Alternatives Considered: Evaluating Other Options

Before settling on the adaptive backoff approach, several alternatives were considered. This section outlines these alternatives and the rationale for choosing adaptive backoff.

  1. Fixed Long Interval (10s): This approach is simple but sacrifices responsiveness on small repositories.
  2. File Watcher + On-Demand Polling: This eliminates polling but requires chokidar integration, adding complexity.
  3. Process Queue with Concurrency Limit: This doesn't solve the root cause of slow Git operations.

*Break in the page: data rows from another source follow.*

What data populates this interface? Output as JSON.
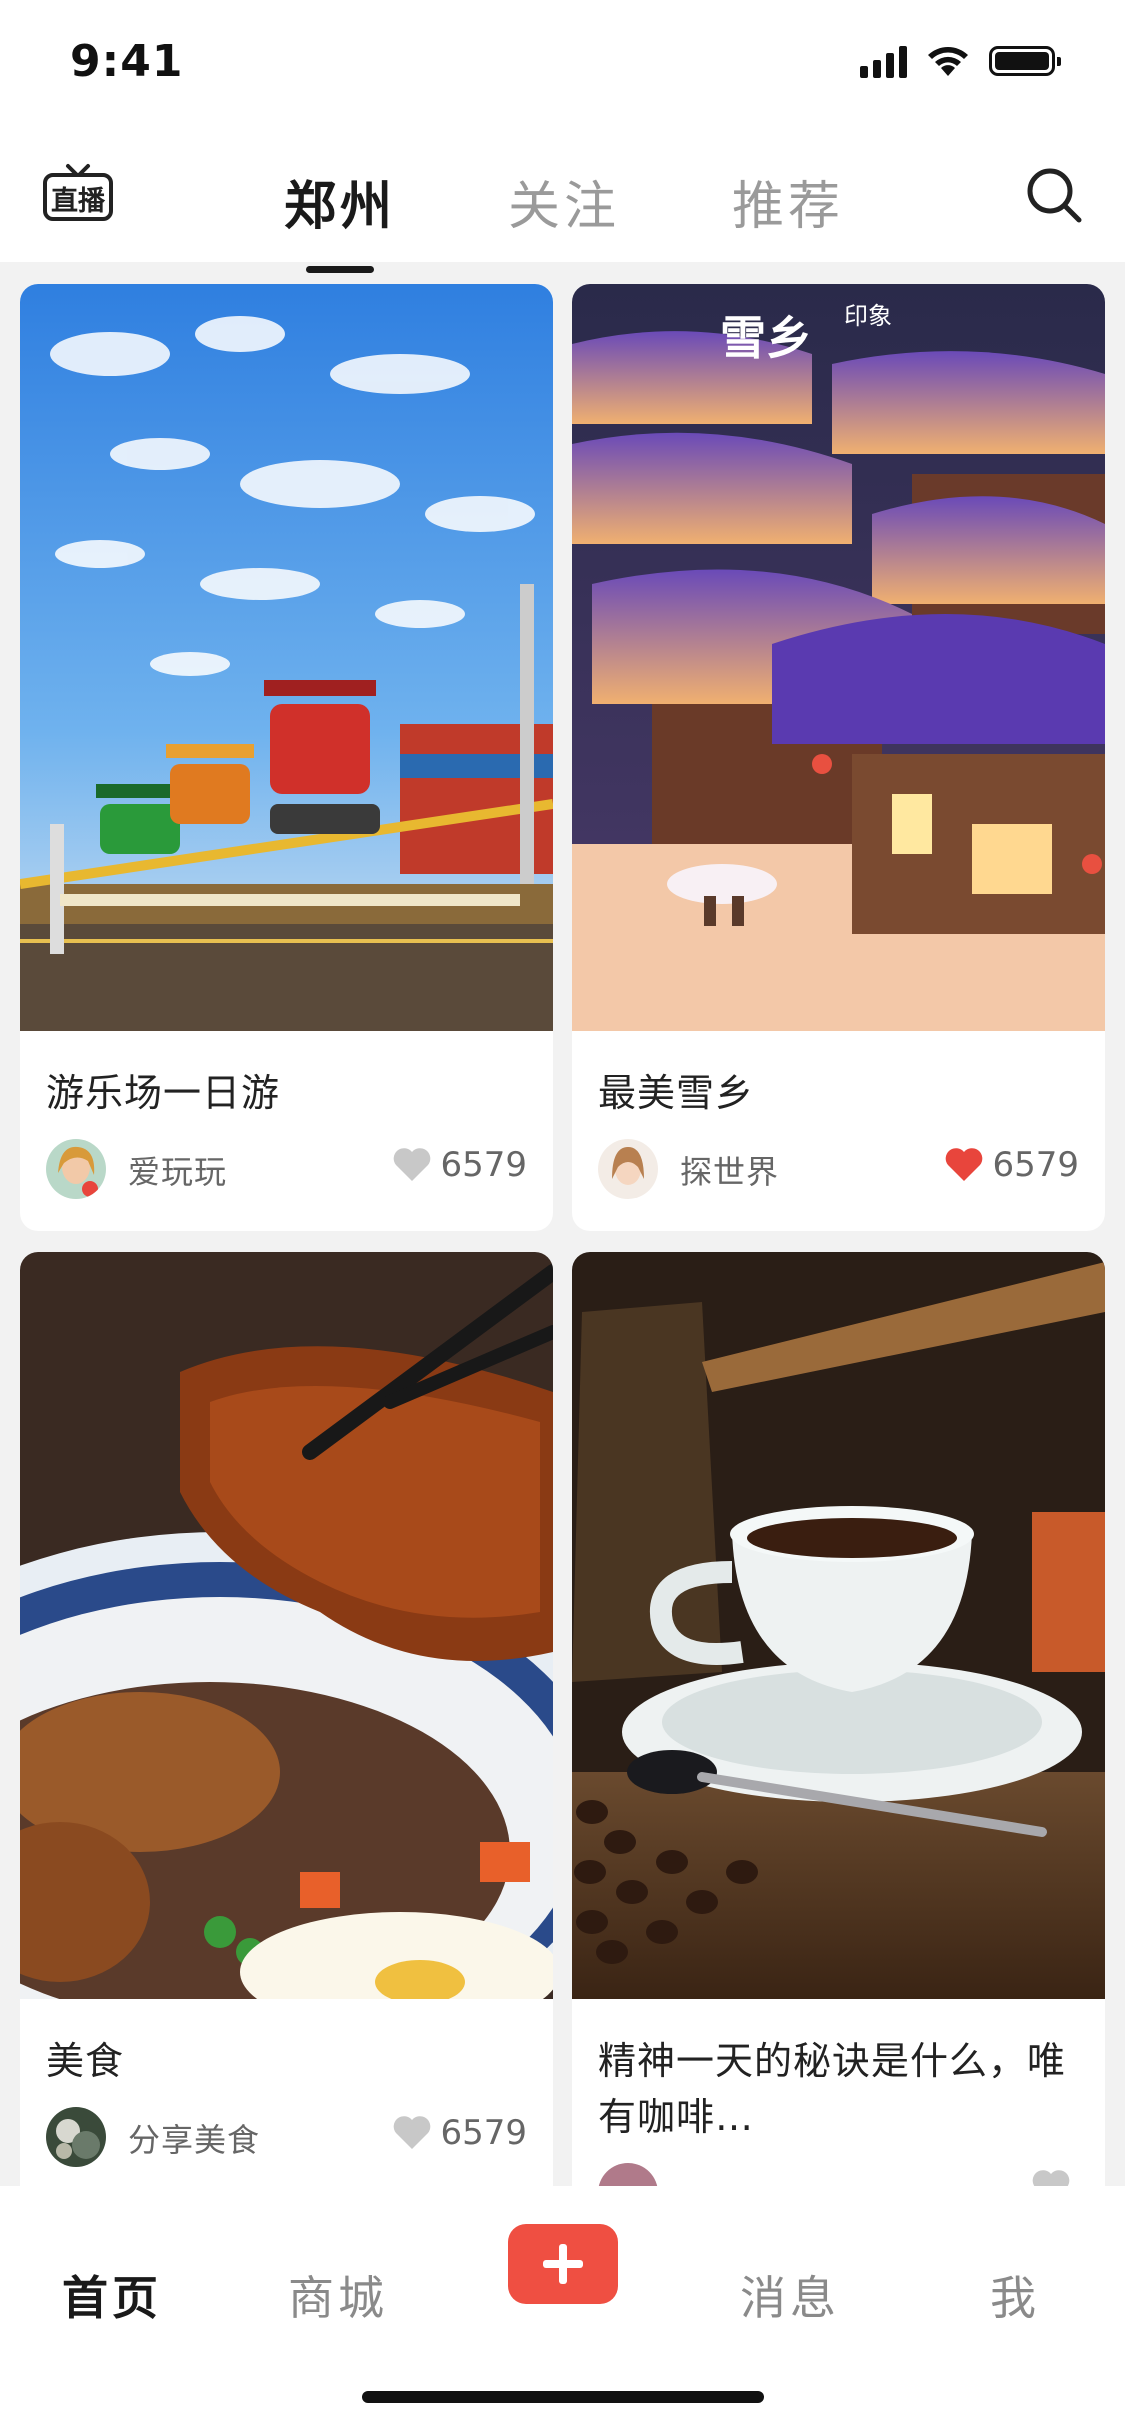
{
  "status_bar": {
    "time": "9:41"
  },
  "top_nav": {
    "live_label": "直播",
    "tabs": [
      {
        "label": "郑州",
        "active": true
      },
      {
        "label": "关注",
        "active": false
      },
      {
        "label": "推荐",
        "active": false
      }
    ]
  },
  "feed": {
    "cards": [
      {
        "title": "游乐场一日游",
        "author": "爱玩玩",
        "likes": "6579",
        "liked": false,
        "image": "amusement-park-ride-photo"
      },
      {
        "title": "最美雪乡",
        "author": "探世界",
        "likes": "6579",
        "liked": true,
        "image": "snow-village-night-photo",
        "image_text": {
          "big": "雪乡",
          "small": "印象"
        }
      },
      {
        "title": "美食",
        "author": "分享美食",
        "likes": "6579",
        "liked": false,
        "image": "steak-with-chopsticks-photo"
      },
      {
        "title": "精神一天的秘诀是什么，唯有咖啡…",
        "author": "",
        "likes": "",
        "liked": false,
        "image": "coffee-cup-photo"
      }
    ]
  },
  "tab_bar": {
    "items": [
      {
        "label": "首页",
        "active": true
      },
      {
        "label": "商城",
        "active": false
      },
      {
        "label": "消息",
        "active": false
      },
      {
        "label": "我",
        "active": false
      }
    ],
    "add_icon": "plus-icon"
  },
  "colors": {
    "accent": "#ef4f42",
    "liked_heart": "#e8453c",
    "unliked_heart": "#c8c8c8"
  }
}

Conclusion: A Smarter Approach to Git Polling

Implementing adaptive backoff and congestion control for Git polling represents a significant step forward in optimizing Canopy’s UI. By dynamically adjusting the polling interval based on Git operation performance, Canopy can avoid the pitfalls of fixed-interval polling, such as process overlap, CPU spikes, and battery drain. This smarter approach ensures a more responsive and efficient user experience, particularly when working with large repositories. This proactive solution not only addresses current performance bottlenecks but also lays the groundwork for future scalability and efficiency improvements.

For more in-depth information on Git performance and optimization, consider exploring resources like the Pro Git book, a comprehensive guide to Git that covers various aspects of Git performance tuning.